I hadn't heard Mieville's books put in quite that subgenre, but I can see the similiarities. Well, from what I've heard -- I've only read his first novel, King Rat, which is pretty much a straightforward urban horror/fantasy, if an unusually gritty one.


Maysa - Jul 07, 2004 6:00:48 pm PDT #4740 of 10002

I like Danny the Champion of the World best of all of Dahl, I think, because it is the gentlest of his stories.

I always hope that if I ever have kids, I'll be like Danny's dad.

Has anyone here read any BALzac? (Sorry, I can't think his name without hearing The Music Man in my head.) I have an urge to read some of his stuff, but I have no idea which books are considered his best, or what the best translations are.


Polter-Cow - Jul 07, 2004 6:04:34 pm PDT #4741 of 10002
What else besides ramen can you scoop? YOU CAN SCOOP THIS WORLD FROM DARKNESS!

Has anyone here read any BALzac?

Didn't he write that...one...thing?

*Googles*

Uh, okay, I don't know what he wrote that's famous either, even though his name sounds familiar.


Consuela - Jul 07, 2004 6:16:08 pm PDT #4742 of 10002
We are Buffistas. This isn't our first apocalypse. -- Pix

Has anyone here read any BALzac?

Balzac wrote dozens of novels. I've read Zola, which was good. Lots of family and social conflict. Poor father whose daughters married well think he embarrasses them, so when he comes to visit they hide him away and make him come in through the back door, that sort of thing.

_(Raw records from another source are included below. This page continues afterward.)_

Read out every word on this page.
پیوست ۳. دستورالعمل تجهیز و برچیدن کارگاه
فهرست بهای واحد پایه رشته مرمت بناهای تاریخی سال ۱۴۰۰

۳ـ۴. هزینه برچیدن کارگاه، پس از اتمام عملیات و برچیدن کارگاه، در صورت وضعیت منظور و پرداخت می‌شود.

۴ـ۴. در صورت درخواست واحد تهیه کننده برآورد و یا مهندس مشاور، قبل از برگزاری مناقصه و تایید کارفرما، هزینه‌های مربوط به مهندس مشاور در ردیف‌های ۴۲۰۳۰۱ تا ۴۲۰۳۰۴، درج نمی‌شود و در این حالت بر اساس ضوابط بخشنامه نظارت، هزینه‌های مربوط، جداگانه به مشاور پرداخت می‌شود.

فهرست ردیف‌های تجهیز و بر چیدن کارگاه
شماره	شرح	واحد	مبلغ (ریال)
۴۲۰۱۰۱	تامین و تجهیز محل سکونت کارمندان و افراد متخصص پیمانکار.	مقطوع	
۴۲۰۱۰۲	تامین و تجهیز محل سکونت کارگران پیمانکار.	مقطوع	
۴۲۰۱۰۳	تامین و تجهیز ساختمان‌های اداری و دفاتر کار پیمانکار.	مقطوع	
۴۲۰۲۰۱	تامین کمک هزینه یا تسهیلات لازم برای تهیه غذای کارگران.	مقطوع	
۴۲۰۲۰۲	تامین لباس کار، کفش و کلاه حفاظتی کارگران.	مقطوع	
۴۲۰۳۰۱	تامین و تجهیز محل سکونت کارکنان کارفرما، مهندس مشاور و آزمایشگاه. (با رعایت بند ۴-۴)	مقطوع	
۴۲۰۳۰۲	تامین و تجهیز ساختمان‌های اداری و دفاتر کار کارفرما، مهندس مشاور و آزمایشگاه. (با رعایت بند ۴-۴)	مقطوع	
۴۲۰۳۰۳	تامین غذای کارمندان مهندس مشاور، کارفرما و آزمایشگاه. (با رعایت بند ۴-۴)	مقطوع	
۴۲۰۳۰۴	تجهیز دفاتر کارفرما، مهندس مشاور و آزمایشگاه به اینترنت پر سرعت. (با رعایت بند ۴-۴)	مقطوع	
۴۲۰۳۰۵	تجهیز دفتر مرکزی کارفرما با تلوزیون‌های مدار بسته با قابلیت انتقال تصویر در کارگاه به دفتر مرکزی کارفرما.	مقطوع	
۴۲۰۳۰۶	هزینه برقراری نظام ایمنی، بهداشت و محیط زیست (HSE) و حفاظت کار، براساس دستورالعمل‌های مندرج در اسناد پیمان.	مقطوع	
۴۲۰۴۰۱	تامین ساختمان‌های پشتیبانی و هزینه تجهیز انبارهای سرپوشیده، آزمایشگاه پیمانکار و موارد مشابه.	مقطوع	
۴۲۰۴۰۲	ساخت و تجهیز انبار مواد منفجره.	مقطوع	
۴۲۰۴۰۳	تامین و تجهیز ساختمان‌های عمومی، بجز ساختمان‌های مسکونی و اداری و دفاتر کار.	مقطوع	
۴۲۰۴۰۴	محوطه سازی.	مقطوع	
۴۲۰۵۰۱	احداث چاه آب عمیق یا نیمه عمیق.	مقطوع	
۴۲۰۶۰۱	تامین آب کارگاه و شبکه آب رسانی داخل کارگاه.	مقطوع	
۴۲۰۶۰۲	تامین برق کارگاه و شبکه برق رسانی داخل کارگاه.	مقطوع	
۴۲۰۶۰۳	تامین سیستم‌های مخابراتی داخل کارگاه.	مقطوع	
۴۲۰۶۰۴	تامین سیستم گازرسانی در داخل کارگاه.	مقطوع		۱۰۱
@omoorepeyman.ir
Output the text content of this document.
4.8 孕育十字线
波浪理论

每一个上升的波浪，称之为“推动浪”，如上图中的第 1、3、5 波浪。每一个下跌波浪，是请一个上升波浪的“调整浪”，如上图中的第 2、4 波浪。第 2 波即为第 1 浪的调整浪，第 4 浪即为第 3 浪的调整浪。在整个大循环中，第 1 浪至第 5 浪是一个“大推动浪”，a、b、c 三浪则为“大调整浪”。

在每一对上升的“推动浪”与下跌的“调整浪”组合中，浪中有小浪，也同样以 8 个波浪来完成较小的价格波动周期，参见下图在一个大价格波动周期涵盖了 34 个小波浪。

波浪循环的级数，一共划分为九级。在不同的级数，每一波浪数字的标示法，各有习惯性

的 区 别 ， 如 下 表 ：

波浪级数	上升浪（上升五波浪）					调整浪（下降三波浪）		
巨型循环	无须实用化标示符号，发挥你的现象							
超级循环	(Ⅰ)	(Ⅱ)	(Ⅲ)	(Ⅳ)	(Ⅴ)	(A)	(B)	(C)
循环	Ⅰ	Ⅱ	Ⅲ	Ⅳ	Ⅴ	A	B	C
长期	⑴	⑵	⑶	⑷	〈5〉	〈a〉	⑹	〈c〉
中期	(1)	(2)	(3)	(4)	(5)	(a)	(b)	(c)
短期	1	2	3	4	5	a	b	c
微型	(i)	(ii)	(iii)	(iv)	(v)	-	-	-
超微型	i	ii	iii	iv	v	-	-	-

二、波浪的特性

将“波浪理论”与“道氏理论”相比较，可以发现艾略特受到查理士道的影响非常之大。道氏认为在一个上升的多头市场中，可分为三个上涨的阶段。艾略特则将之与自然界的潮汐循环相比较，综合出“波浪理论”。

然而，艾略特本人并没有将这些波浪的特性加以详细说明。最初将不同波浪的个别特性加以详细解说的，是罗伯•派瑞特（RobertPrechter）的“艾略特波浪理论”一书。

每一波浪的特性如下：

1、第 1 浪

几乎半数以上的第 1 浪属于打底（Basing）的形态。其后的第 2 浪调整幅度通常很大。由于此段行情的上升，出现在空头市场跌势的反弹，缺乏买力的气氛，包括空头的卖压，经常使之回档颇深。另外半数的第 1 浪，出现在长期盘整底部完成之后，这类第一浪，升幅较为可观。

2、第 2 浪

Hil R. - Jul 07, 2004 7:27:22 pm PDT #4743 of 10002
Sometimes I think I might just move up to Vermont, open a bookstore or a vegan restaurant. Adam Schlesinger, z''l

The Great Brain books screwed me up, because they were the first place I saw the word "gentiles," so I thought non-Mormon was the general meaning. Oops.

That element of those books totally confused me. Even though my best friend was Mormon, I'd never heard it used in that sense before.

My favorite Roald Dahl was Matilda. This probably surprises exactly nobody. As for Judy Blume's kids books, I loved both Sally J. Friedman and Sheila.

I was actually just talking with a friend today about about A Little Princess. She loves the movie (the new one, not the Shirley Temple one) but hadn't known it had been a book. I liked Secret Garden better than Little Princess -- more magical elements, and the creepiness of the moors was just cool, and I could relate a lot more to Mary than to Sara. Sara always seemed just a little bit too goody-goody to me.


§ ita § - Jul 07, 2004 7:29:46 pm PDT #4744 of 10002
Well not canonically, no, but this is transformative fiction.

I used to repeatedly borrow the LP of Secret Garden from the Swiss Cottage library.

I have no idea why I preferred hearing over reading that book more than any other.